Building on his first degree by earning a Bachelor of Veterinary Science from The University of Queensland, Dr Thornber immersed himself in international experiences. Amongst other things he worked on tuberculosis and brucellosis eradication in the Solomon Islands, and filled veterinary posts in Swaziland and the United Kingdom.
Returning to Australia in the 1980s, he completed a teaching qualification and worked in vocational education and training, then entered the Australian public service. There he held a series of positions that influenced national and international regulations, policies and structures affecting animal health and welfare, and biosecurity. When he retired in July 2014, he was Director of Australian Animal Welfare Strategy and Communications.

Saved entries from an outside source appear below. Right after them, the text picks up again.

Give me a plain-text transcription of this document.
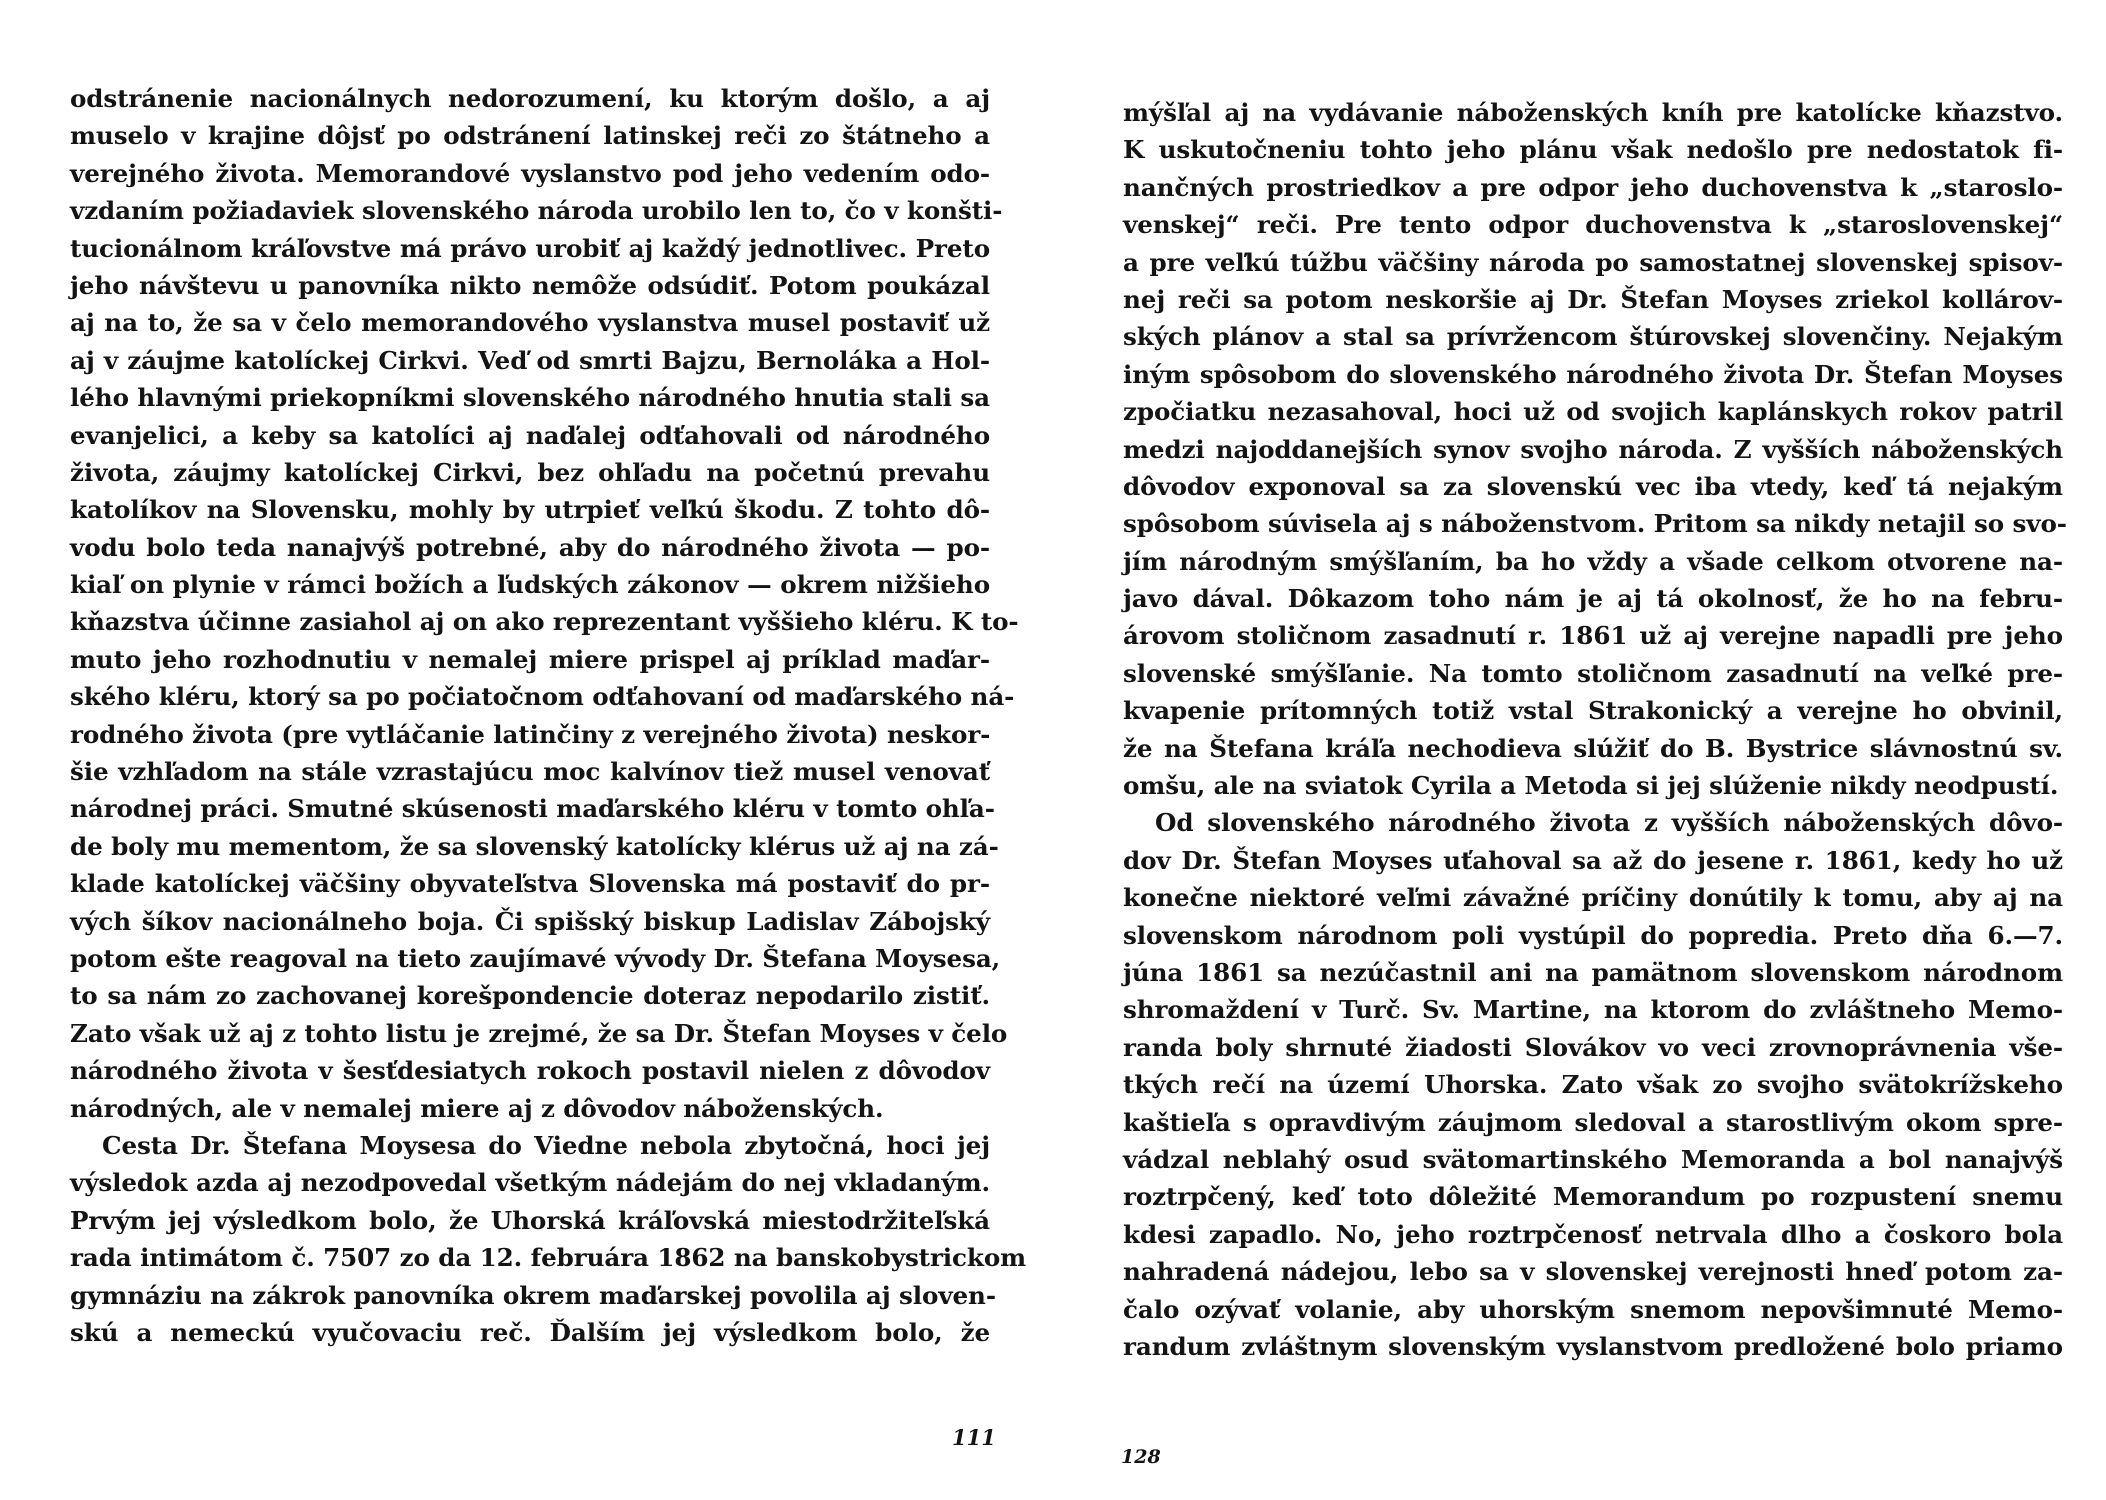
odstránenie nacionálnych nedorozumení, ku ktorým došlo, a aj
muselo v krajine dôjsť po odstránení latinskej reči zo štátneho a
verejného života. Memorandové vyslanstvo pod jeho vedením odo-
vzdaním požiadaviek slovenského národa urobilo len to, čo v konšti-
tucionálnom kráľovstve má právo urobiť aj každý jednotlivec. Preto
jeho návštevu u panovníka nikto nemôže odsúdiť. Potom poukázal
aj na to, že sa v čelo memorandového vyslanstva musel postaviť už
aj v záujme katolíckej Cirkvi. Veď od smrti Bajzu, Bernoláka a Hol-
lého hlavnými priekopníkmi slovenského národného hnutia stali sa
evanjelici, a keby sa katolíci aj naďalej odťahovali od národného
života, záujmy katolíckej Cirkvi, bez ohľadu na početnú prevahu
katolíkov na Slovensku, mohly by utrpieť veľkú škodu. Z tohto dô-
vodu bolo teda nanajvýš potrebné, aby do národného života — po-
kiaľ on plynie v rámci božích a ľudských zákonov — okrem nižšieho
kňazstva účinne zasiahol aj on ako reprezentant vyššieho kléru. K to-
muto jeho rozhodnutiu v nemalej miere prispel aj príklad maďar-
ského kléru, ktorý sa po počiatočnom odťahovaní od maďarského ná-
rodného života (pre vytláčanie latinčiny z verejného života) neskor-
šie vzhľadom na stále vzrastajúcu moc kalvínov tiež musel venovať
národnej práci. Smutné skúsenosti maďarského kléru v tomto ohľa-
de boly mu mementom, že sa slovenský katolícky klérus už aj na zá-
klade katolíckej väčšiny obyvateľstva Slovenska má postaviť do pr-
vých šíkov nacionálneho boja. Či spišský biskup Ladislav Zábojský
potom ešte reagoval na tieto zaujímavé vývody Dr. Štefana Moysesa,
to sa nám zo zachovanej korešpondencie doteraz nepodarilo zistiť.
Zato však už aj z tohto listu je zrejmé, že sa Dr. Štefan Moyses v čelo
národného života v šesťdesiatych rokoch postavil nielen z dôvodov
národných, ale v nemalej miere aj z dôvodov náboženských.
Cesta Dr. Štefana Moysesa do Viedne nebola zbytočná, hoci jej
výsledok azda aj nezodpovedal všetkým nádejám do nej vkladaným.
Prvým jej výsledkom bolo, že Uhorská kráľovská miestodržiteľská
rada intimátom č. 7507 zo da 12. februára 1862 na banskobystrickom
gymnáziu na zákrok panovníka okrem maďarskej povolila aj sloven-
skú a nemeckú vyučovaciu reč. Ďalším jej výsledkom bolo, že
111
mýšľal aj na vydávanie náboženských kníh pre katolícke kňazstvo.
K uskutočneniu tohto jeho plánu však nedošlo pre nedostatok fi-
nančných prostriedkov a pre odpor jeho duchovenstva k „staroslo-
venskej“ reči. Pre tento odpor duchovenstva k „staroslovenskej“
a pre veľkú túžbu väčšiny národa po samostatnej slovenskej spisov-
nej reči sa potom neskoršie aj Dr. Štefan Moyses zriekol kollárov-
ských plánov a stal sa prívržencom štúrovskej slovenčiny. Nejakým
iným spôsobom do slovenského národného života Dr. Štefan Moyses
zpočiatku nezasahoval, hoci už od svojich kaplánskych rokov patril
medzi najoddanejších synov svojho národa. Z vyšších náboženských
dôvodov exponoval sa za slovenskú vec iba vtedy, keď tá nejakým
spôsobom súvisela aj s náboženstvom. Pritom sa nikdy netajil so svo-
jím národným smýšľaním, ba ho vždy a všade celkom otvorene na-
javo dával. Dôkazom toho nám je aj tá okolnosť, že ho na febru-
árovom stoličnom zasadnutí r. 1861 už aj verejne napadli pre jeho
slovenské smýšľanie. Na tomto stoličnom zasadnutí na veľké pre-
kvapenie prítomných totiž vstal Strakonický a verejne ho obvinil,
že na Štefana kráľa nechodieva slúžiť do B. Bystrice slávnostnú sv.
omšu, ale na sviatok Cyrila a Metoda si jej slúženie nikdy neodpustí.
Od slovenského národného života z vyšších náboženských dôvo-
dov Dr. Štefan Moyses uťahoval sa až do jesene r. 1861, kedy ho už
konečne niektoré veľmi závažné príčiny donútily k tomu, aby aj na
slovenskom národnom poli vystúpil do popredia. Preto dňa 6.—7.
júna 1861 sa nezúčastnil ani na pamätnom slovenskom národnom
shromaždení v Turč. Sv. Martine, na ktorom do zvláštneho Memo-
randa boly shrnuté žiadosti Slovákov vo veci zrovnoprávnenia vše-
tkých rečí na území Uhorska. Zato však zo svojho svätokrížskeho
kaštieľa s opravdivým záujmom sledoval a starostlivým okom spre-
vádzal neblahý osud svätomartinského Memoranda a bol nanajvýš
roztrpčený, keď toto dôležité Memorandum po rozpustení snemu
kdesi zapadlo. No, jeho roztrpčenosť netrvala dlho a čoskoro bola
nahradená nádejou, lebo sa v slovenskej verejnosti hneď potom za-
čalo ozývať volanie, aby uhorským snemom nepovšimnuté Memo-
randum zvláštnym slovenským vyslanstvom predložené bolo priamo
128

He wrote Australia’s Animal Welfare Strategy in 2003, and continued to oversee its implementation for more than a decade, a period which included agreement by all Australian jurisdictions on uniform model regulations for the land transport of livestock, and planning for animals in natural disasters.
As Acting Deputy Australian Chief Veterinary Officer in 2007, he played a leading role in Australia’s successful eradication of equine influenza.
Dr Thornber’s international engagement continues. For instance he is the appointed expert regional member of the Permanent Animal Welfare Working Group of the OIE, honorary Treasurer of the Commonwealth Veterinary Association of 54 countries, and President of the animal welfare specialist veterinarians in the Australia New Zealand College of Veterinary Scientists.
His many accolades include three Australia Day achievement awards, the prestigious Australian Veterinary Association President’s Award, and a Gatton Distinguished Past Students Award.